Nearly two years after their narrow PhIII failure, Orphazyme gets speedy look at the FDA
Orphazyme’s bet that, despite missing both primary endpoints on its pivotal study, they would find welcoming ears at the FDA has paid off, for now.
The Danish biotech announced today that the FDA has accepted the application for their experimental drug arimoclomol in the rare neurodegenerative condition Niemann-Pick disease Type C and given it priority review. Although drugs that fail pivotal studies rarely receive a priority look at the agency, the distinction should come with little surprise. Orphazyme has signaled repeatedly since the 2019 results came out that the FDA viewed an application favorably and, the FDA gave it breakthrough designation that November.
The agency set a PDUFA date for March 17, 2021. Orphazyme’s stock jumped 8.38% on the news, from 83.5 krones to 90.5 krones ($13.3 to $14.3).

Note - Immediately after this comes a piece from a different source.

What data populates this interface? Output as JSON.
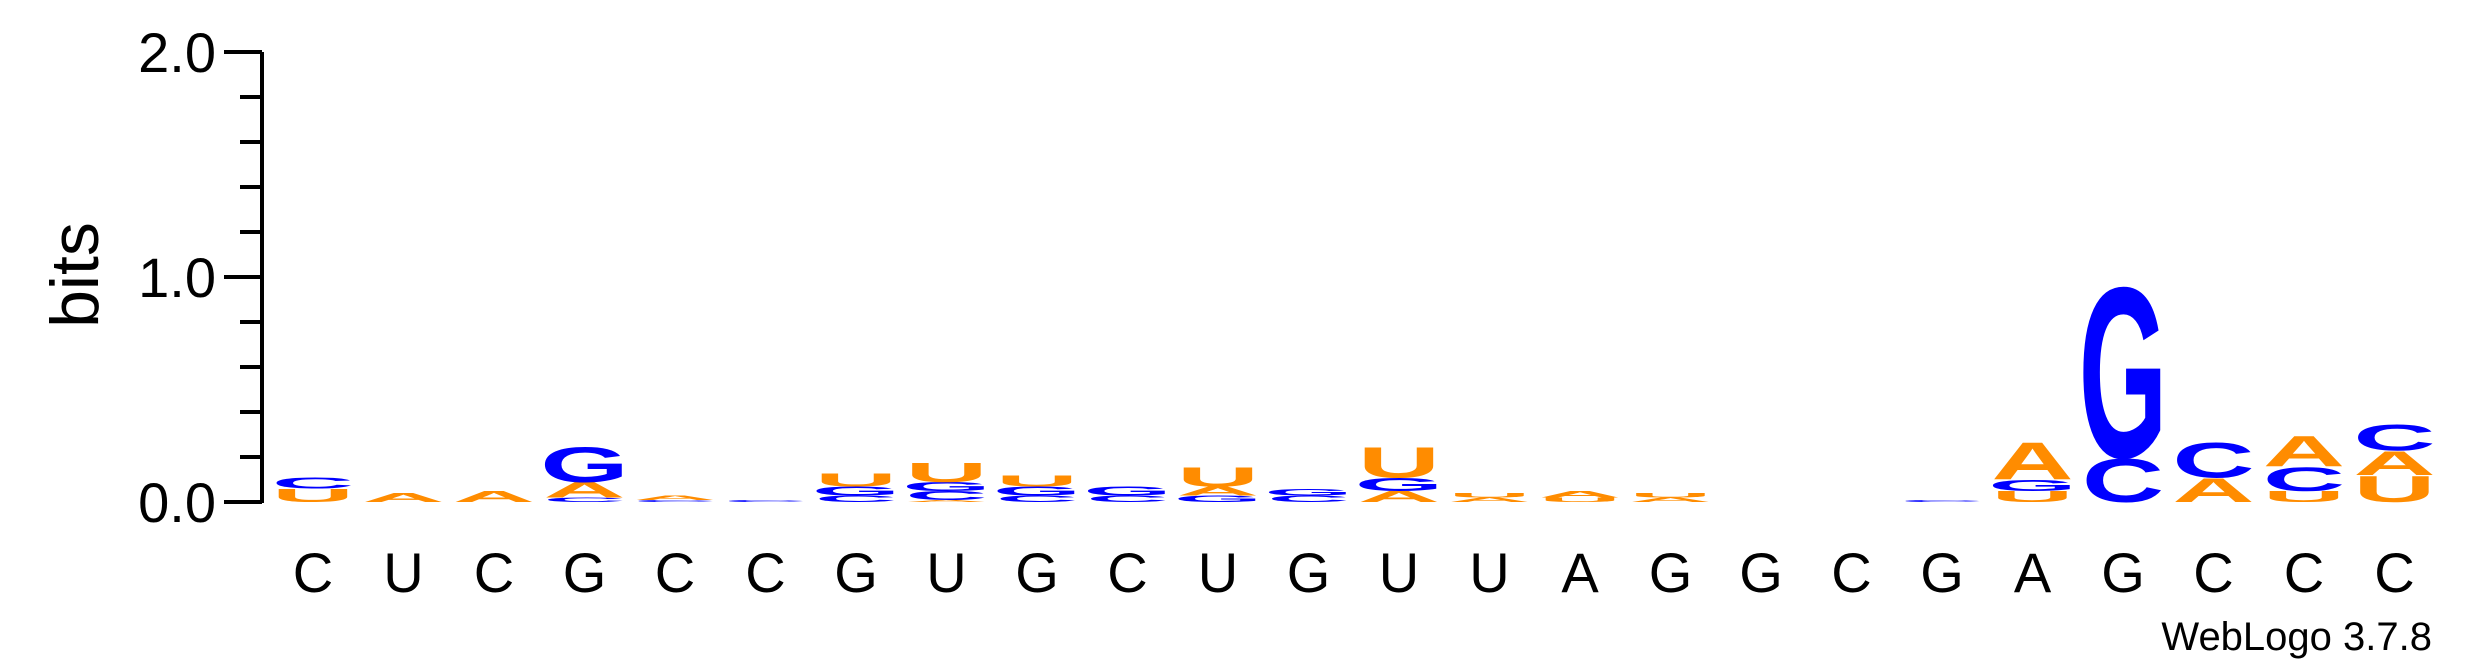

“We look forward to collaborating with the FDA as they complete their review of this NDA to address the unmet medical need in NPC, and meanwhile are working to expand our U.S. activities in preparation for potential commercial availability next year,” CEO Kim Stratton said in a statement.
Orphazyme, a one-drug company targeting a string of neurodegenerative disorders, came out it with results from a 50-person Phase II/III study on Niemann-Pick type C patients, their lead indication, in January 2019. Arimoclomol failed to hit both primary endpoints, both a standard scale for assessing symptoms in patients, called the NPC Clinical Severity Scale, and the Clinical Global Impression of Improvement, a self-rating tool that the FDA requested. It also failed several secondary endpoints.
Still, the drug only narrowly missed significance on the first primary endpoint, where they saw both a 74% reduction in disease severity and a p-value of 0.0506. And the company noted that two pre-specified subgroup analyses reached significance, with disease progression slowing in patients over the age of 4 and in patients who had been taking an Actelion drug sometimes prescribed for the disease. All endpoints were against placebo.
In a degenerative condition with no significant treatments, Orphazyme was willing to bet that was enough to take to regulators. So far, they’ve been proven right.
Orphazyme, eyeing funds for commercialization, filed for its first US offering earlier this month, penciling in an initial figure of $115 million for the raise. In addition to their lead indication, they also have pivotal studies ongoing for ALS and sporadic inclusion body myositis, a progressive muscle disorder.